October 29th, 2012 / Insight posted in

Relief rules on Angel Finance

DG writes: I am the founder of a new technology firm and we have been negotiating with business angels about an investment in the company. They are keen to obtain EIS (Enterprise Investment Scheme) relief. What do I have to do to make sure we qualify? Second, one of the angels has indicated that he would like to make the investment through his limited liability partnership. Is this possible?

There is a straightforward process whereby a company can submit the details of its business, along with the envisaged share transaction, to the specialist Small Company Enterprise Centre (SCEC) of HM Revenue & Customs, writes Chris Lane, a partner at Kingston Smith LLP. The SCEC will then confirm whether the proposed share issue is likely to qualify. There is a standard form HMRC recommends you use, EIS (AA), but this is not compulsory.
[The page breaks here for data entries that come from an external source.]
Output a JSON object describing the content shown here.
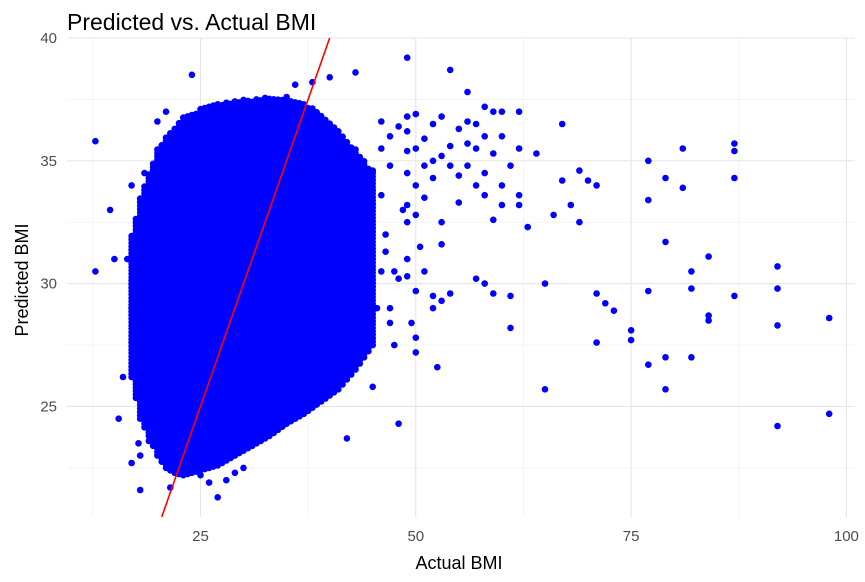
{
  "chart_data": {
    "type": "scatter",
    "title": "Predicted vs. Actual BMI",
    "xlabel": "Actual BMI",
    "ylabel": "Predicted BMI",
    "xlim": [
      9.5,
      101
    ],
    "ylim": [
      20.5,
      40
    ],
    "xticks": [
      25,
      50,
      75,
      100
    ],
    "yticks": [
      25,
      30,
      35,
      40
    ],
    "grid": true,
    "point_color": "#0000ff",
    "reference_line": {
      "color": "#ff0000",
      "slope": 1,
      "intercept": 0,
      "x_range": [
        20.5,
        40
      ]
    },
    "dense_cloud": {
      "x_from": 17,
      "x_to": 45,
      "x_step": 0.5,
      "y_bottom": [
        [
          17,
          26.2
        ],
        [
          18,
          24.5
        ],
        [
          19,
          23.8
        ],
        [
          20,
          23.0
        ],
        [
          21,
          22.5
        ],
        [
          22,
          22.3
        ],
        [
          23,
          22.2
        ],
        [
          24,
          22.3
        ],
        [
          25,
          22.4
        ],
        [
          27,
          22.6
        ],
        [
          29,
          23.0
        ],
        [
          31,
          23.4
        ],
        [
          33,
          23.8
        ],
        [
          35,
          24.3
        ],
        [
          37,
          24.7
        ],
        [
          39,
          25.2
        ],
        [
          41,
          25.7
        ],
        [
          43,
          26.5
        ],
        [
          45,
          27.5
        ]
      ],
      "y_top": [
        [
          17,
          32.0
        ],
        [
          18,
          33.5
        ],
        [
          19,
          34.5
        ],
        [
          20,
          35.5
        ],
        [
          21,
          36.0
        ],
        [
          22,
          36.4
        ],
        [
          23,
          36.8
        ],
        [
          25,
          37.1
        ],
        [
          27,
          37.3
        ],
        [
          30,
          37.5
        ],
        [
          33,
          37.6
        ],
        [
          35,
          37.6
        ],
        [
          37,
          37.4
        ],
        [
          39,
          36.9
        ],
        [
          41,
          36.2
        ],
        [
          43,
          35.5
        ],
        [
          45,
          34.5
        ]
      ]
    },
    "points": [
      [
        12.8,
        35.8
      ],
      [
        12.8,
        30.5
      ],
      [
        14.5,
        33.0
      ],
      [
        15.0,
        31.0
      ],
      [
        16.5,
        31.0
      ],
      [
        16.0,
        26.2
      ],
      [
        15.5,
        24.5
      ],
      [
        17.0,
        34.0
      ],
      [
        17.5,
        31.8
      ],
      [
        17.0,
        29.0
      ],
      [
        17.8,
        23.5
      ],
      [
        17.0,
        22.7
      ],
      [
        18.0,
        21.6
      ],
      [
        18.5,
        34.5
      ],
      [
        18.0,
        23.0
      ],
      [
        19.0,
        23.6
      ],
      [
        20.0,
        36.6
      ],
      [
        21.0,
        37.0
      ],
      [
        21.5,
        21.7
      ],
      [
        23.0,
        23.3
      ],
      [
        24.0,
        38.5
      ],
      [
        27.0,
        21.3
      ],
      [
        28.0,
        22.0
      ],
      [
        29.0,
        22.3
      ],
      [
        30.0,
        22.5
      ],
      [
        25.0,
        22.2
      ],
      [
        26.0,
        21.9
      ],
      [
        36.0,
        38.1
      ],
      [
        38.0,
        38.2
      ],
      [
        40.0,
        38.4
      ],
      [
        43.0,
        38.6
      ],
      [
        42.0,
        23.7
      ],
      [
        45.0,
        25.8
      ],
      [
        46.0,
        30.5
      ],
      [
        45.5,
        29.0
      ],
      [
        45.0,
        34.6
      ],
      [
        45.0,
        33.8
      ],
      [
        46.0,
        36.6
      ],
      [
        46.0,
        35.5
      ],
      [
        46.0,
        33.6
      ],
      [
        46.5,
        32.0
      ],
      [
        46.5,
        31.3
      ],
      [
        47.0,
        34.8
      ],
      [
        47.0,
        36.0
      ],
      [
        47.0,
        29.0
      ],
      [
        47.0,
        28.4
      ],
      [
        47.5,
        30.5
      ],
      [
        47.5,
        27.5
      ],
      [
        48.0,
        36.4
      ],
      [
        48.0,
        30.2
      ],
      [
        48.0,
        24.3
      ],
      [
        48.5,
        33.0
      ],
      [
        49.0,
        39.2
      ],
      [
        49.0,
        36.8
      ],
      [
        49.0,
        36.2
      ],
      [
        49.0,
        35.4
      ],
      [
        49.0,
        34.5
      ],
      [
        49.0,
        33.2
      ],
      [
        49.0,
        32.5
      ],
      [
        49.0,
        31.0
      ],
      [
        49.0,
        30.3
      ],
      [
        49.5,
        28.4
      ],
      [
        50.0,
        36.9
      ],
      [
        50.0,
        35.5
      ],
      [
        50.0,
        34.0
      ],
      [
        50.0,
        32.8
      ],
      [
        50.0,
        29.7
      ],
      [
        50.0,
        27.8
      ],
      [
        50.0,
        27.2
      ],
      [
        50.5,
        31.5
      ],
      [
        51.0,
        35.9
      ],
      [
        51.0,
        34.8
      ],
      [
        51.0,
        33.5
      ],
      [
        51.0,
        30.5
      ],
      [
        52.0,
        36.5
      ],
      [
        52.0,
        35.0
      ],
      [
        52.0,
        34.3
      ],
      [
        52.0,
        29.5
      ],
      [
        52.0,
        29.0
      ],
      [
        52.5,
        26.6
      ],
      [
        53.0,
        36.8
      ],
      [
        53.0,
        35.2
      ],
      [
        53.0,
        32.5
      ],
      [
        53.0,
        31.6
      ],
      [
        53.0,
        29.3
      ],
      [
        54.0,
        38.7
      ],
      [
        54.0,
        35.6
      ],
      [
        54.0,
        34.8
      ],
      [
        54.0,
        29.6
      ],
      [
        55.0,
        36.3
      ],
      [
        55.0,
        34.4
      ],
      [
        55.0,
        33.3
      ],
      [
        56.0,
        37.8
      ],
      [
        56.0,
        36.6
      ],
      [
        56.0,
        35.7
      ],
      [
        56.0,
        34.8
      ],
      [
        57.0,
        36.5
      ],
      [
        57.0,
        35.5
      ],
      [
        57.0,
        34.0
      ],
      [
        57.0,
        30.2
      ],
      [
        58.0,
        37.2
      ],
      [
        58.0,
        36.0
      ],
      [
        58.0,
        34.5
      ],
      [
        58.0,
        33.6
      ],
      [
        58.0,
        30.0
      ],
      [
        59.0,
        37.0
      ],
      [
        59.0,
        35.3
      ],
      [
        59.0,
        32.6
      ],
      [
        59.0,
        29.6
      ],
      [
        60.0,
        37.0
      ],
      [
        60.0,
        36.0
      ],
      [
        60.0,
        34.0
      ],
      [
        60.0,
        33.2
      ],
      [
        61.0,
        34.8
      ],
      [
        61.0,
        29.5
      ],
      [
        61.0,
        28.2
      ],
      [
        62.0,
        37.0
      ],
      [
        62.0,
        35.5
      ],
      [
        62.0,
        33.6
      ],
      [
        62.0,
        33.2
      ],
      [
        63.0,
        32.3
      ],
      [
        64.0,
        35.3
      ],
      [
        65.0,
        30.0
      ],
      [
        65.0,
        25.7
      ],
      [
        66.0,
        32.8
      ],
      [
        67.0,
        36.5
      ],
      [
        67.0,
        34.2
      ],
      [
        68.0,
        33.2
      ],
      [
        69.0,
        34.6
      ],
      [
        69.0,
        32.5
      ],
      [
        70.0,
        34.2
      ],
      [
        71.0,
        34.0
      ],
      [
        71.0,
        29.6
      ],
      [
        71.0,
        27.6
      ],
      [
        72.0,
        29.2
      ],
      [
        73.0,
        28.9
      ],
      [
        75.0,
        28.1
      ],
      [
        75.0,
        27.7
      ],
      [
        77.0,
        35.0
      ],
      [
        77.0,
        33.4
      ],
      [
        77.0,
        29.7
      ],
      [
        77.0,
        26.7
      ],
      [
        79.0,
        34.3
      ],
      [
        79.0,
        31.7
      ],
      [
        79.0,
        27.0
      ],
      [
        79.0,
        25.7
      ],
      [
        81.0,
        35.5
      ],
      [
        81.0,
        33.9
      ],
      [
        82.0,
        30.5
      ],
      [
        82.0,
        29.8
      ],
      [
        82.0,
        27.0
      ],
      [
        84.0,
        31.1
      ],
      [
        84.0,
        28.7
      ],
      [
        84.0,
        28.5
      ],
      [
        87.0,
        35.7
      ],
      [
        87.0,
        35.4
      ],
      [
        87.0,
        34.3
      ],
      [
        87.0,
        29.5
      ],
      [
        92.0,
        30.7
      ],
      [
        92.0,
        29.8
      ],
      [
        92.0,
        28.3
      ],
      [
        92.0,
        24.2
      ],
      [
        98.0,
        28.6
      ],
      [
        98.0,
        24.7
      ]
    ]
  }
}
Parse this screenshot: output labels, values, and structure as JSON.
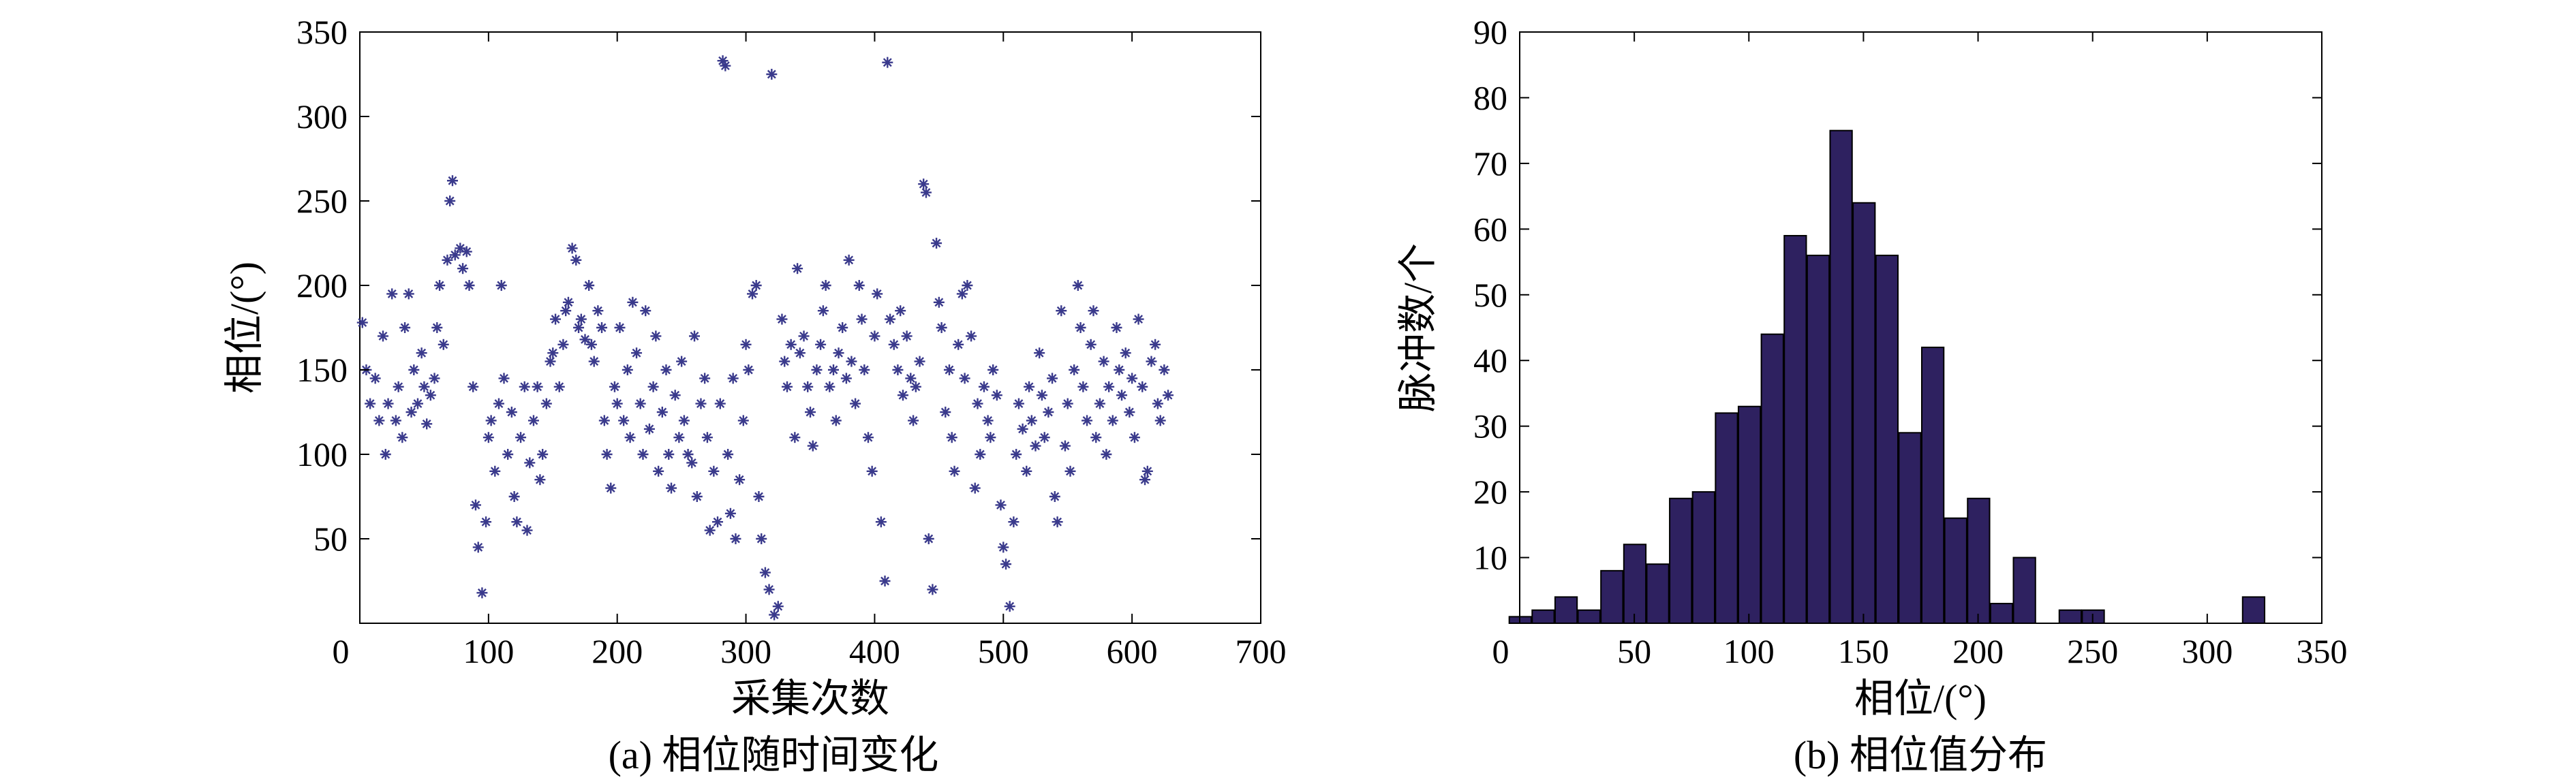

Once the share transaction has taken place and the shares have been issued to the investor, the company should complete a Form EIS1 and send this to the SCEC for approval. If the company and its shares meet all requirements, the SCEC will issue one copy of Form EIS2, which indicates the company qualifies for relief, and will supply copies of Form EIS3, which can be sent to the investors to complete. 
On the subject of investment vehicles, it is not possible for investors to obtain EIS relief if their investment is made through a traditional partnership or a limited liability partnership.